Pangoraw / PaDiM

:dolphin: Re-implementation of PaDiM and code for the article "Weakly Supervised Detection of Marine Animals in High Resolution Aerial Images"
https://arxiv.org/abs/2011.08785
MIT License
27 stars 4 forks source link

How is the embedding_size for the backbones calculated? #6

Closed SDJustus closed 3 years ago

SDJustus commented 3 years ago

Hi,

i am trying to implement efficientnetb5 from the paper in my fork and i am wondering, how u calculated the embedding_size for each backbone you implemented yet?

Best regards Justus

SDJustus commented 3 years ago

this is my implementation (did not fetch your latest backbone refactoring yet):

from typing import Tuple

from torch import Tensor
from torch.nn import Module
from efficientnet_pytorch import EfficientNet

class EfficientNetB5(Module):
    embeddings_size = 448
    num_patches = 32 * 32

    def __init__(self) -> None:
        super().__init__()
        self.efficientnetb5 = EfficientNet.from_pretrained('efficientnet-b5')

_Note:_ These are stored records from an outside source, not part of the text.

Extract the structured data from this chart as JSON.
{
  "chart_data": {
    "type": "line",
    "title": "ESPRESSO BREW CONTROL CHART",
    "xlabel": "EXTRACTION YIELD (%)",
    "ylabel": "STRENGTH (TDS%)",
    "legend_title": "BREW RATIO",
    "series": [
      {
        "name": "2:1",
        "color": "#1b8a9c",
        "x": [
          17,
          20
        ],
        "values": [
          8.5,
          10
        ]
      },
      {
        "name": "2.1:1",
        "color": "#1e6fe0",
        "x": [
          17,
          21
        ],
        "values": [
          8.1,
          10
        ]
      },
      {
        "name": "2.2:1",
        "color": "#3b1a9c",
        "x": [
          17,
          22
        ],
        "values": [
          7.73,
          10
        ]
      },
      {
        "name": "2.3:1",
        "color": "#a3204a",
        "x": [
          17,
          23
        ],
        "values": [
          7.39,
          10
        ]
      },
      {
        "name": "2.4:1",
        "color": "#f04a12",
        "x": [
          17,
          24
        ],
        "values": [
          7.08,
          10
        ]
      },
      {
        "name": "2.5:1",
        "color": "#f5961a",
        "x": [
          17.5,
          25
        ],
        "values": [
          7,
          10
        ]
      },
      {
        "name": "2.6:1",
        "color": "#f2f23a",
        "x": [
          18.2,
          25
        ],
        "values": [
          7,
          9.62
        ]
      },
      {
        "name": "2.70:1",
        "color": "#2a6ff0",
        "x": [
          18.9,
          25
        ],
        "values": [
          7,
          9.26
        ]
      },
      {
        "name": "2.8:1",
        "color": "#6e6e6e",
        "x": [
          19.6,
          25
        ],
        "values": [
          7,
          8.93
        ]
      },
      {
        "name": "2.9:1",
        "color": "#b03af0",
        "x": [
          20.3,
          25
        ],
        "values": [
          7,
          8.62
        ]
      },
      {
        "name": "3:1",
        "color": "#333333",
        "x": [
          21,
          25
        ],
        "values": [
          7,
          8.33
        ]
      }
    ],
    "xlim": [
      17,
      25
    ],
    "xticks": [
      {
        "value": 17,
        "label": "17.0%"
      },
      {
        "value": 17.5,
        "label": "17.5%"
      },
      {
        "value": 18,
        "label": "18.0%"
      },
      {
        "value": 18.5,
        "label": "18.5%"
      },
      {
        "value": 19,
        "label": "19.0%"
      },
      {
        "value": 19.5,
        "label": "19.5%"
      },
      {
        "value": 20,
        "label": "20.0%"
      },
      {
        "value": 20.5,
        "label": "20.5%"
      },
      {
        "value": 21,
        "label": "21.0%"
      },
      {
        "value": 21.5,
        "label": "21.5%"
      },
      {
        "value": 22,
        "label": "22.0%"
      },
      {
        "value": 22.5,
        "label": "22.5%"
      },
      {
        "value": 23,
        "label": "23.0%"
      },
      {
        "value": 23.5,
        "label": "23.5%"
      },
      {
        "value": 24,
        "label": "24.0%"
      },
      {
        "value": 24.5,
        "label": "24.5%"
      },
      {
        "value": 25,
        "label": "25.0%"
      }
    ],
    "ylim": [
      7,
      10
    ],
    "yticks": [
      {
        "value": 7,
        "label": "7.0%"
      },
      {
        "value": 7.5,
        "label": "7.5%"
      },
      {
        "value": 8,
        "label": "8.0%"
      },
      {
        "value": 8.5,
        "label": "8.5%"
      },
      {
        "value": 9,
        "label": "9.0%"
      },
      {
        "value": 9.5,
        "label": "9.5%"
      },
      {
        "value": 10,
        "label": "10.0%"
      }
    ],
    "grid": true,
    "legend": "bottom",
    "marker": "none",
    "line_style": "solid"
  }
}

    def forward(self, x: Tensor) -> Tuple[Tensor, Tensor, Tensor]:
        """Return the three intermediary layers from the EfficientNetB5
        pre-trained model.
        Params
        ======
            x: Tensor - the input tensor of size (b * c * w * h)
        Returns
        =======
            feature_1: Tensor - the residual from layer 1
            feature_2: Tensor - the residual from layer 2
            feature_3: Tensor - the residual from layer 3
        """
        x = self.efficientnetb5._conv_stem(x)
        x = self.efficientnetb5._bn0(x)

        feature_not_using_1 = self.efficientnetb5._blocks[0](x)
        feature_1 = self.efficientnetb5._blocks[1](feature_not_using_1)
        feature_not_using_2 = self.efficientnetb5._blocks[2](feature_1)
        feature_2 = self.efficientnetb5._blocks[3](feature_not_using_2)
        feature_3 = self.efficientnetb5._blocks[4](feature_2)

        return feature_1, feature_2, feature_3

sadly, the embedding_size is wrong (copied from resnet-18)

Pangoraw commented 3 years ago

The embedding size is the sum of the channel depth of feature_1, feature_2 and feature_3.

l1 = feature_1.size(1)
l2 = feature_2.size(1)
l3 = feature_3.size(1)
num_embeddings = l1 + l2 + l3
SDJustus commented 3 years ago

sorry for the late response. Closing this issue. Thank your very much for answering!